At the time — one year away from the end of the Iraq War and nine years into the Afghanistan War — I admitted that I was “one of those misguided people who, when writing about our military men and women slugging it out in Iraq and Afghanistan – engaged in combat, just trying not to get killed or maimed by an improvised explosive device or just driving a truck with supplies across the desert – instinctively and invariably refers to them as heroes.”
Fifteen years later, I can see how some would think that the term “hero” – even in a military context — is sometimes used too generously and how such copious use could indeed detract from the “real meaning” of the term.
Yet, when one uses the phrase “war hero,” there is no quibbling about its meaning, there are no “alternative facts.”
One definition of “war hero”: “Someone who has shown exceptional bravery, strength, and character in time of war or military conflict.”
There are other definitions, but they all contain one or more of the following qualities: courage, selflessness, sacrifice, character, honor, bravery…in time of war or conflict.
While the true meaning of “war hero” can never be altered, there can be attempts to trivialize it.
Such just occurred when the Commander in Chief, a man who should know better and a man who has never worn our nation’s uniform, suggested that he is a war hero.
It is not the first time that Mr.
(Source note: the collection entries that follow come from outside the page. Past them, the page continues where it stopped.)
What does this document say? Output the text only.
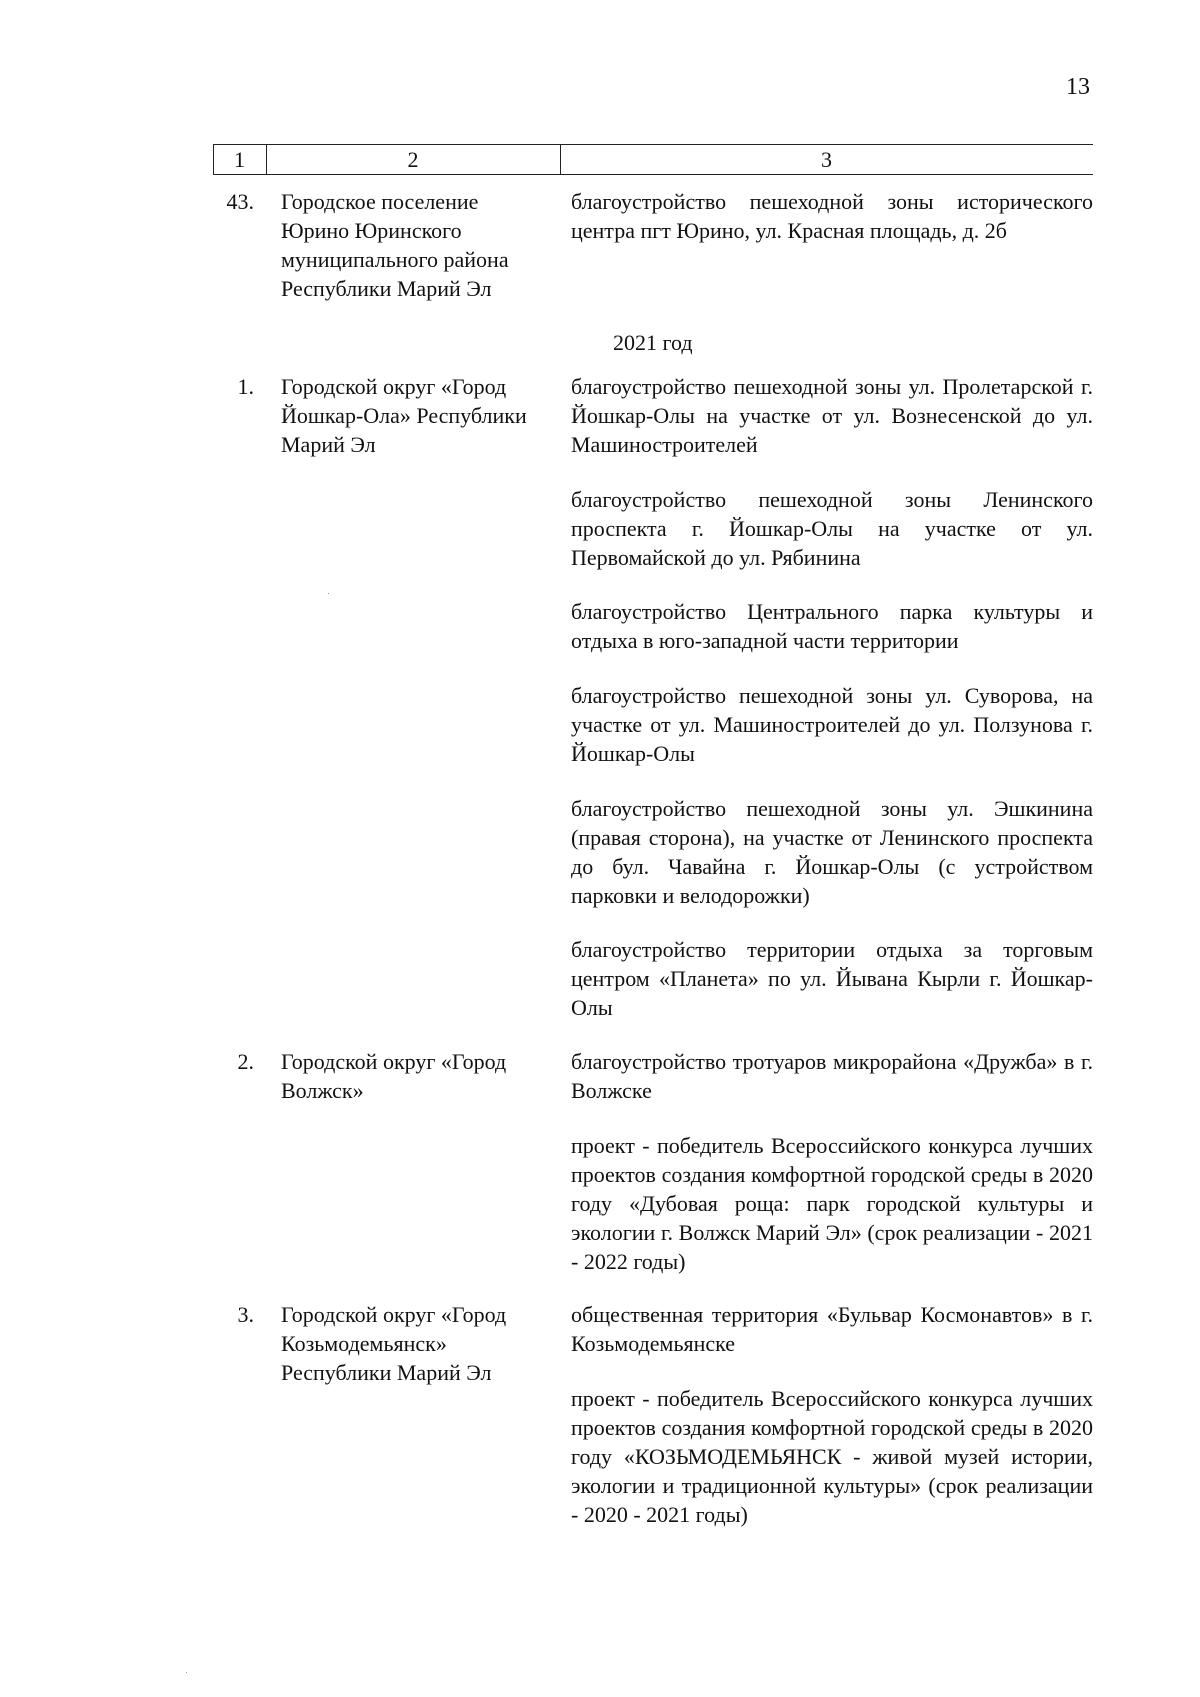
13
1	2	3
43. Городское поселение Юрино Юринского муниципального района Республики Марий Эл
благоустройство пешеходной зоны исторического центра пгт Юрино, ул. Красная площадь, д. 2б
2021 год
1. Городской округ «Город Йошкар-Ола» Республики Марий Эл
благоустройство пешеходной зоны ул. Пролетарской г. Йошкар-Олы на участке от ул. Вознесенской до ул. Машиностроителей
благоустройство пешеходной зоны Ленинского проспекта г. Йошкар-Олы на участке от ул. Первомайской до ул. Рябинина
благоустройство Центрального парка культуры и отдыха в юго-западной части территории
благоустройство пешеходной зоны ул. Суворова, на участке от ул. Машиностроителей до ул. Ползунова г. Йошкар-Олы
благоустройство пешеходной зоны ул. Эшкинина (правая сторона), на участке от Ленинского проспекта до бул. Чавайна г. Йошкар-Олы (с устройством парковки и велодорожки)
благоустройство территории отдыха за торговым центром «Планета» по ул. Йывана Кырли г. Йошкар-Олы
2. Городской округ «Город Волжск»
благоустройство тротуаров микрорайона «Дружба» в г. Волжске
проект - победитель Всероссийского конкурса лучших проектов создания комфортной городской среды в 2020 году «Дубовая роща: парк городской культуры и экологии г. Волжск Марий Эл» (срок реализации - 2021 - 2022 годы)
3. Городской округ «Город Козьмодемьянск» Республики Марий Эл
общественная территория «Бульвар Космонавтов» в г. Козьмодемьянске
проект - победитель Всероссийского конкурса лучших проектов создания комфортной городской среды в 2020 году «КОЗЬМОДЕМЬЯНСК - живой музей истории, экологии и традиционной культуры» (срок реализации - 2020 - 2021 годы)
Trump displays his — let’s be charitable — “misunderstanding” of what a war hero is.
For example, during a July 2015 campaign event in Iowa, referring to then-Lt. Commander John McCain’s over-five-year captivity in North Vietnam, Trump said, “He’s not a war hero. He’s a war hero because he was captured. I like people that weren’t captured.”
Referring to this episode, Karl Marlantes* writes in “What Makes a War Hero,” it is not the bad luck of being shot down and taken prisoner that makes McCain a war hero. He continues:
McCain is a hero because of the way he conducted himself while a prisoner. He endured torture that he could have avoided by telling secrets that would have hurt his fellow aviators. He refused early release, which his captors offered because McCain’s father was a top Navy commander…he fits my definition of a hero.
The President’s comments on war heroes are as gratuitous as his recent insinuation that the Smithsonian Institution is “out of control” because the venerable institution focuses too much on “how bad Slavery was.”
* Karl Marlantes, a Marine Corps first lieutenant in Vietnam, received the Navy Cross for “extraordinary heroism” while leading an assault on enemy bunkers.